Nadie es consciente de llevarlo, pero si al final de estas letras el lector (o lectora) mira a su derecha o izquierda, es posible que sienta su aliento en el cogote. Por ahí estará… es cuestión de fijarse.

Hoy en día, todos estamos acostumbrados a jugar con dos barajas: la de ganar y la de no perder. Es muy difícil que nos pillen en un renuncio, siempre tendremos una salida… Que con ninguna de las dos barajas me vale, pues tengo a mi pulpo: esto es así, porque mi pulpo y yo lo decimos, porque yo lo valgo. Tacita a tacita. El octópodo nos da seguridad.

El pulpo es nuestro comodín del público: él nos da la razón; él nos libera.

Cuando yo era pequeño, el niño que llevaba la pelota, mandaba. Y si se enfadaba, cogía su balón y se marchaba. Fin de fiesta. Se acabó el juego.

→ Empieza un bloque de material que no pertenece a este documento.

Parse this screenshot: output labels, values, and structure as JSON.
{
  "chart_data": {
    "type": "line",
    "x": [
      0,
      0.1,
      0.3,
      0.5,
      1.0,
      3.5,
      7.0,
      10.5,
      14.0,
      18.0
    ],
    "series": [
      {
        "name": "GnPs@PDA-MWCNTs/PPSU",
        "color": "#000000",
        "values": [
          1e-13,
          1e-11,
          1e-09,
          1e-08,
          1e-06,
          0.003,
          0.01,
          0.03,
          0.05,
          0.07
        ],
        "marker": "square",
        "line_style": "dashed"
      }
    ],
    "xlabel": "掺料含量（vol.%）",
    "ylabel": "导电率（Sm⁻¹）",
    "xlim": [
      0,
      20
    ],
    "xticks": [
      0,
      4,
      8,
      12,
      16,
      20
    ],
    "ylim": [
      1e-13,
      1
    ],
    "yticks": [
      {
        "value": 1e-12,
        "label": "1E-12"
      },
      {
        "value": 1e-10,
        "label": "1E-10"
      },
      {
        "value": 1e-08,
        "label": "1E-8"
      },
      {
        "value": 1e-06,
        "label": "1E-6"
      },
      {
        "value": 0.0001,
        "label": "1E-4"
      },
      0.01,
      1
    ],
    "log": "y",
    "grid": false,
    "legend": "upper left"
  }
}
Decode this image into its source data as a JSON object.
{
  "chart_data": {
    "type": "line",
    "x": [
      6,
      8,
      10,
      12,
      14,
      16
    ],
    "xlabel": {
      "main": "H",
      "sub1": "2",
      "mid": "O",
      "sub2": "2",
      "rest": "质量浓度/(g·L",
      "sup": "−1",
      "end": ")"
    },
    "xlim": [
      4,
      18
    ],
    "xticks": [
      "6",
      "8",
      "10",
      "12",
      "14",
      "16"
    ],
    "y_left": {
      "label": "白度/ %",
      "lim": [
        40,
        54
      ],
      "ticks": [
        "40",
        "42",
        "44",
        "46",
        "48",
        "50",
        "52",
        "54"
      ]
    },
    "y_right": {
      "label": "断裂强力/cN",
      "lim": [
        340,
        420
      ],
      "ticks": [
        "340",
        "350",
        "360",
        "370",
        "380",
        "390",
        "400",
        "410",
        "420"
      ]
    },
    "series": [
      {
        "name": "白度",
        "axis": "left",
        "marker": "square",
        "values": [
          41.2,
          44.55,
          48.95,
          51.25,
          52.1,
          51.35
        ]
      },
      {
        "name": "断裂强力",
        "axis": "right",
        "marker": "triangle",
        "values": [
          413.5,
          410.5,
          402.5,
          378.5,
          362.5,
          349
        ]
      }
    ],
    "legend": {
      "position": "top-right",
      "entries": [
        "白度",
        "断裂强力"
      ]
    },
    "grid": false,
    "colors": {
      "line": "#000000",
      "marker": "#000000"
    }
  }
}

El pulpo es lo mismo, pero en el siglo XXI.

Cada cual va con su pulpo. Mi pulpo es el mejor, el más guapo y el más listo. La autenticidad en estado puro: “mi pulpo y yo somos así”. Son “nuestras ideas”, son “nuestras opiniones”, las únicas por supuesto. Somos así, ¡respétanos!

Éramos los dioses del pulpo. Hasta que, en esta levitación, nos llegó el virus.

Ahora se nos caen los palos del sombrajo. Si ya hemos aceptado pulpo como animal de compañía, no deberíamos tener problema en aceptar que fue un murciélago chino con paperas el que mordió a un pangolín que tenía faringitis; que ese pangolín infectado se apareó con una pangolina y que toda su extensa prole fue cazada y cocinada a baja temperatura durante setenta y dos horas en calderos humeantes; que el estofado fue servido en el mercado de Wuhan con sus fideos de arroz de acompañamiento y que, en definitiva, de todos esos polvos han venido estos barrizales…

Pues eso, íbamos flotando, cual dioses, todos y cada uno de nosotros con nuestro pulpo (alter ego, a nuestra imagen y semejanza) en la chepa. Todos engreídos, todos muy enterados. Invencibles. Siempre digo que quien más manda en un parque no es el concejal, sino el jardinero.

Pensábamos que el pulpo nos iba a sacar de todos los aprietos. Vistos desde fuera, con la perspectiva del Principito, éramos como fantoches, del estilo del hombre de negocios que vivía solo en su planeta y poseía estrellas (que contaba minuciosamente todos los días) porque no eran de nadie.

El virus nos ha bajado los humos. Somos humanos, no somos dioses. Pensábamos que nuestro “pulpicornio azul” nos hacía especiales, distintos, superiores e inigualables en elegancia, insoportable glamour e inteligencia.

Nada más lejos de la realidad.

El virus ha venido a poner las cosas en su sitio: nadie es más que nadie, el puñetero bicho nos iguala. No distingue clases sociales, religión o ideología. Buena lección de humildad. Los pulpos también se equivocan.

Esperemos, de cualquier modo, y por nuestro bien, que el pulpo se camele al bicho. O que se lo coma. Pronto, por favor.